Above all, who said that your lawyer can’t be nice and respectful and at the same time be knowledgeable, thorough, and firm when needed? These qualities aren’t mutually exclusive but in fact, usually complement each other.  Being represented by an asshole isn’t nearly as exciting as some of the legal shows make it look, and you certainly don’t need your lawyer to be one in order to achieve the best results for you in your case.

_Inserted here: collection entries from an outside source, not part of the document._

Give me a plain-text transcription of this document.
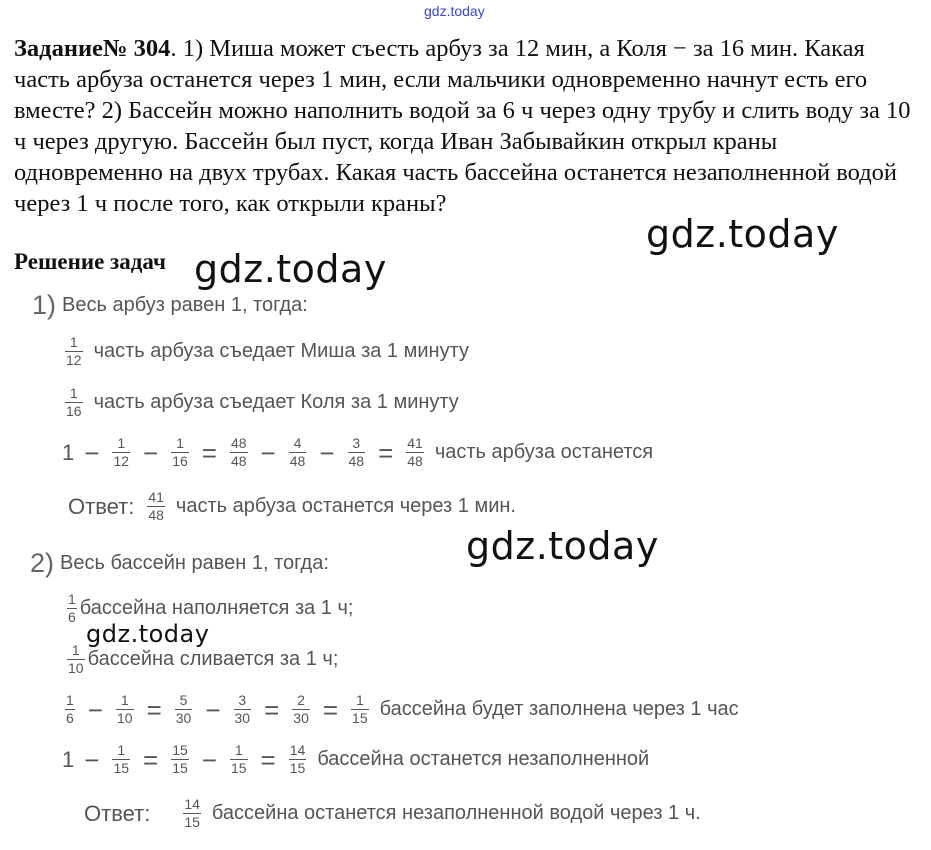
gdz.today
gdz.today
gdz.today
gdz.today
gdz.today
Задание№ 304. 1) Миша может съесть арбуз за 12 мин, а Коля − за 16 мин. Какая часть арбуза останется через 1 мин, если мальчики одновременно начнут есть его вместе? 2) Бассейн можно наполнить водой за 6 ч через одну трубу и слить воду за 10 ч через другую. Бассейн был пуст, когда Иван Забывайкин открыл краны одновременно на двух трубах. Какая часть бассейна останется незаполненной водой через 1 ч после того, как открыли краны?
Решение задач
1) Весь арбуз равен 1, тогда:
$\frac{1}{12}$ часть арбуза съедает Миша за 1 минуту
$\frac{1}{16}$ часть арбуза съедает Коля за 1 минуту
$1 - \frac{1}{12} - \frac{1}{16} = \frac{48}{48} - \frac{4}{48} - \frac{3}{48} = \frac{41}{48}$ часть арбуза останется
Ответ: $\frac{41}{48}$ часть арбуза останется через 1 мин.
2) Весь бассейн равен 1, тогда:
$\frac{1}{6}$ бассейна наполняется за 1 ч;
$\frac{1}{10}$ бассейна сливается за 1 ч;
$\frac{1}{6} - \frac{1}{10} = \frac{5}{30} - \frac{3}{30} = \frac{2}{30} = \frac{1}{15}$ бассейна будет заполнена через 1 час
$1 - \frac{1}{15} = \frac{15}{15} - \frac{1}{15} = \frac{14}{15}$ бассейна останется незаполненной
Ответ: $\frac{14}{15}$ бассейна останется незаполненной водой через 1 ч.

doing your own legal researchDespite the wide availability of legal information online that allows you to research just about any legal issue on your own, you should treat any such information you find on the internet with a grain of salt, and this is for two key reasons:

(a) Your own research will reveal what you theoretically can do, but this doesn’t mean that this is what you actually should do, i.e. this doesn’t mean that practically taking the step you can take is in your best interest. For instance, let’s say you feel harassed at workplace and you learn online that you have the right to file a harrasment complaint with your HR. But does this mean that you should do it? And if so, when? More importantly, can you afford the risk of being retaliated against and possibly losing that job? You are not going to find answers to these questions online, because none of the resources that are out there on the interent can take your own unique circumstances into consideration.

Here is another, even more obvious example – you were rearended very, very lightly on the road, where the driver at fault basically lift a small scratch on your already less than perfect bumper. Legally, you can bring claim against that driver for negligence, but is this worth trouble, given the potential of receiving such modest compensation? Again, your legal research will likely not provide you with what you should do in your specific situation.